Here’s the abstract:
This paper provides the first empirical examination of the impact of federal and state “Pattern-or-Practice” investigations on crime and policing. For investigations that were not preceded by “viral” incidents of deadly force, investigations, on average, led to a statistically significant reduction in homicides and total crime.
In stark contrast, all investigations that were preceded by “viral” incidents of deadly force have led to a large and statistically significant increase in homicides and total crime. We estimate that these investigations caused almost 900 excess homicides and almost 34,000 excess felonies.
The leading hypothesis for why these investigations increase homicides and total crime is an abrupt change in the quantity of policing activity. In Chicago, the number of police-civilian interactions decreased by almost 90% in the month after the investigation was announced. In Riverside CA, interactions decreased 54%. In St. Louis, self-initiated police activities declined by 46%. Other theories we test such as changes in community trust or the aggressiveness of consent decrees associated with investigations—all contradict the data in important ways.

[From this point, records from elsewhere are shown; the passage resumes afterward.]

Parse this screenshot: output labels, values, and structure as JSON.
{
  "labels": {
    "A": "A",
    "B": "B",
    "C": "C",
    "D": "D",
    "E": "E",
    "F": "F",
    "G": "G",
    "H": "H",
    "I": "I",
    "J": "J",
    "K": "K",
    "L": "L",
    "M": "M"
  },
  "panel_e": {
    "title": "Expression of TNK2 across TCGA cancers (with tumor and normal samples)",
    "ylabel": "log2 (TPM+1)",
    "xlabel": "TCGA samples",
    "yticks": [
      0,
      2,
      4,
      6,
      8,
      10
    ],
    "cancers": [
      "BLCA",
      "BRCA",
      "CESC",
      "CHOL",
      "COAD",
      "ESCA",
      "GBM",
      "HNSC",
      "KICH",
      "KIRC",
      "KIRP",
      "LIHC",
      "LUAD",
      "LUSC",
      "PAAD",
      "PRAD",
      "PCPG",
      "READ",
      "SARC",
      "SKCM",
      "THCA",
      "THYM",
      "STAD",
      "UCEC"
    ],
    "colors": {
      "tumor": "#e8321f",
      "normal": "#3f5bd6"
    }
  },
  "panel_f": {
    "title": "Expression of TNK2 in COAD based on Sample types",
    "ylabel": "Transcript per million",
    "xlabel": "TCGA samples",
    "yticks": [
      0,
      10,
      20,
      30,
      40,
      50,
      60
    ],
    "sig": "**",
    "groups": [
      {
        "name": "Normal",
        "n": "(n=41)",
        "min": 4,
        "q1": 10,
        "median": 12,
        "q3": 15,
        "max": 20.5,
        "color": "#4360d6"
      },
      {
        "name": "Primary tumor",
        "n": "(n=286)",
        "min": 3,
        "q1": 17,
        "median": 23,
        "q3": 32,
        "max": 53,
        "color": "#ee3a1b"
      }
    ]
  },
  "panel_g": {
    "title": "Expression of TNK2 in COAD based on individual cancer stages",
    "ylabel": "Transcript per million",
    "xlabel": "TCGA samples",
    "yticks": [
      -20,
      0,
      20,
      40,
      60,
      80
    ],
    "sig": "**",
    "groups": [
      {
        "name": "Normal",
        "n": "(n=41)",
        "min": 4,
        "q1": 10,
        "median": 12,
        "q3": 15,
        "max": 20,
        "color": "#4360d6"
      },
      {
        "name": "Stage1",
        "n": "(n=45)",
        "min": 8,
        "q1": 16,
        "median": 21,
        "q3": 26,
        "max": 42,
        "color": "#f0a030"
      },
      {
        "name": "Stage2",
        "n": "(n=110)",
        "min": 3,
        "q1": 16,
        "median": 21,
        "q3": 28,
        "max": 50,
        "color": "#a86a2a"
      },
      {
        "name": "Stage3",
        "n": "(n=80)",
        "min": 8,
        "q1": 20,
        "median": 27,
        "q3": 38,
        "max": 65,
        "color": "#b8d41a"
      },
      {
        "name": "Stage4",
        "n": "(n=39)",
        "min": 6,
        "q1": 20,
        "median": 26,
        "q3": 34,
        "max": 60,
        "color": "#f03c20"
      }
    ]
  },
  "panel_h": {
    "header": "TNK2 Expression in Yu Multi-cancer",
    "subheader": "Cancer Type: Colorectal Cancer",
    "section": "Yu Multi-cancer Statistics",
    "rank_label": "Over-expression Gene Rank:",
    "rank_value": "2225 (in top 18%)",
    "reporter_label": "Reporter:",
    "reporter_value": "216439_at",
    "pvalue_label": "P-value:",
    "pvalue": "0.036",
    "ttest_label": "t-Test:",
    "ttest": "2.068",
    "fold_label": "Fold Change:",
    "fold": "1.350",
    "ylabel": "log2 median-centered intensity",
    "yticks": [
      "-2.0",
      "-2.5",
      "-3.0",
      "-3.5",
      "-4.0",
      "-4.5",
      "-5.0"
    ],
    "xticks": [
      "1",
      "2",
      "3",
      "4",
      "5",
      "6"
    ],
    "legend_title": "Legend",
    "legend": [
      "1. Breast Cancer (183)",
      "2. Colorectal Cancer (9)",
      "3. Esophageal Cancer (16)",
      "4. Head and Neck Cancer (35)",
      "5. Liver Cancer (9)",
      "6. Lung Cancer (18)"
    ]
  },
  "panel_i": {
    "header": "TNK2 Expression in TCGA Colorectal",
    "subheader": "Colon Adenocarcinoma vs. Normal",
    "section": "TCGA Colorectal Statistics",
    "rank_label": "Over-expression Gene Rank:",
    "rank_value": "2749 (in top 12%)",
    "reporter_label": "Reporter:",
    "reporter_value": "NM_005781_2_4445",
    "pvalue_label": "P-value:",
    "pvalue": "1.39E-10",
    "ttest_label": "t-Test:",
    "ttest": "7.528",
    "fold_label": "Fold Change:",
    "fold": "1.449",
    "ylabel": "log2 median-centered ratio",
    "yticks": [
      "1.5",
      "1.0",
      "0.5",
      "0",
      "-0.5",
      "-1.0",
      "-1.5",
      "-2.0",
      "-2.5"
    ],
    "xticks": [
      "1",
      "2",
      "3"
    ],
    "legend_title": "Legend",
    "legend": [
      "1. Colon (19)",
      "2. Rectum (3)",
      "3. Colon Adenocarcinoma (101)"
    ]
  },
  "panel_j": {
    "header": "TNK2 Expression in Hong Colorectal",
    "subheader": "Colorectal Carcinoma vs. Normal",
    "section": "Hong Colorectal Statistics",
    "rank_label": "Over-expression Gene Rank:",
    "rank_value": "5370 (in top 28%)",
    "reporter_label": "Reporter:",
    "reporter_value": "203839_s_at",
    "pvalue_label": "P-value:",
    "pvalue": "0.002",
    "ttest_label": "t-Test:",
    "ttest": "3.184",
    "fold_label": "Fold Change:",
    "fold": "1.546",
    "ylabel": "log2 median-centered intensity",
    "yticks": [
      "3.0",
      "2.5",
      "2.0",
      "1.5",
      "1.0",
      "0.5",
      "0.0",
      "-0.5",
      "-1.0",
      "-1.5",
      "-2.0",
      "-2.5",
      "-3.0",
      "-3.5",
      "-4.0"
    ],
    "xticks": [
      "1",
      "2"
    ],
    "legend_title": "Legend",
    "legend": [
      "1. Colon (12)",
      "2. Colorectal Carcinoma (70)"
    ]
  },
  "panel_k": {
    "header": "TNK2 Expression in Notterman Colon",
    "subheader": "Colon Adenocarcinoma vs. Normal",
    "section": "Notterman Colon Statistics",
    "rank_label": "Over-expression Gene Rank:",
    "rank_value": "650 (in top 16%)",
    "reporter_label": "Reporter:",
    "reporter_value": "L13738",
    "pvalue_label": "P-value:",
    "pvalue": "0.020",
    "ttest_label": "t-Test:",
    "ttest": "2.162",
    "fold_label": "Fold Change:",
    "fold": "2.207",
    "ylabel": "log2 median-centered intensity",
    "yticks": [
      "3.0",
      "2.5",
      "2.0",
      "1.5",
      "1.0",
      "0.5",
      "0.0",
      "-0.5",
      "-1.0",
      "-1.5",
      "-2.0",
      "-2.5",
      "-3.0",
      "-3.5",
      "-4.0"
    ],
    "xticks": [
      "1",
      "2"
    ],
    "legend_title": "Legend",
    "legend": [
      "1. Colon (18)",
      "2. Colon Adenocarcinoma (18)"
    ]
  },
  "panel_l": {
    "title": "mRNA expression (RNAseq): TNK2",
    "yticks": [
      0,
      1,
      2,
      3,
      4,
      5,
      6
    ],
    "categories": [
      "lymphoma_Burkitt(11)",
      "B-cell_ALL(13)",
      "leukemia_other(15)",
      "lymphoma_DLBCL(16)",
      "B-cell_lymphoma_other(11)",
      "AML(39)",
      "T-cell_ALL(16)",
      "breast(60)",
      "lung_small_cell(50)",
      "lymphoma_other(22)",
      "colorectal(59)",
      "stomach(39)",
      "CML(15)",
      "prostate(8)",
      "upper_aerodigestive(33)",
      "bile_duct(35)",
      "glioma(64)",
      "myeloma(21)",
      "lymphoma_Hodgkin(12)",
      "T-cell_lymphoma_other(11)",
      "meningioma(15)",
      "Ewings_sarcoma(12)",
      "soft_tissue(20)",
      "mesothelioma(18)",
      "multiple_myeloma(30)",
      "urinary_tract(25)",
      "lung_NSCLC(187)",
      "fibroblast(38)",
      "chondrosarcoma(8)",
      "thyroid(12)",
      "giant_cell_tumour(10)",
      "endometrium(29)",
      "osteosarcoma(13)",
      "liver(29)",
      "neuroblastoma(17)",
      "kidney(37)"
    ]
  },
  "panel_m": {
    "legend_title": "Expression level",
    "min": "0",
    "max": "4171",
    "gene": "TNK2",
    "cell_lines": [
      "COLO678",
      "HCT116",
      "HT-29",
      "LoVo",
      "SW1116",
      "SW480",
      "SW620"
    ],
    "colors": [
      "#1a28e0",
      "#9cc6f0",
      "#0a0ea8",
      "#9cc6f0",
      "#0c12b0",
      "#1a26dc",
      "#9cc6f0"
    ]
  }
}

And the whole study is here. According to my brother Sasha, who teaches at Emory School of Law and who knows a lot about this sort of economic analysis generally, though doesn’t specialize in policing:
I can’t immediately see anything invalid about this sort of analysis. A few things to keep in mind, based on these guys’ credentials: (1) Harvard applied micro econometricians are pretty serious, (2) NBER papers are pretty serious, and (3) their acknowledgments footnote cites a bunch of serious applied micro econometricians. More to the merits, their introductory section (pp. 2–7) seems pretty serious about looking into (and rejecting) alternative explanations for their findings.
In my view, the biggest challenge to this sort of analysis is that whether a police brutality video goes viral isn’t exogenous. Maybe such videos are more likely to go viral (1) when the behavior in the video is more egregious, which is more likely in cities with exceptionally bad police-community relations; (2) when the cities have exceptionally bad police-community relations (regardless of whether the behavior in the video is more egregious); etc. If that’s the case, then the mere release of the video can result in increased crime, because of rioting, because the community is less likely to cooperate with preventive police activity, because police departments change their behavior to avoid negative PR, etc.—and the investigation doesn’t play an important role. The authors reject this explanation because they also look at other cities that had viral incidents but no investigations, but whether a city with a viral incident has an investigation also isn’t exogenous. So their identification assumptions aren’t airtight; it’s not exactly a natural experiment.
That said, it’s an interesting result that a bunch of hot econometricians thought was worthwhile.
I would naturally be glad to post links to serious substantive criticisms of the study as well (whether of the finding that some such investigations decrease homicide and other crime, the finding that other investigations increase homicide and other crime, or both findings).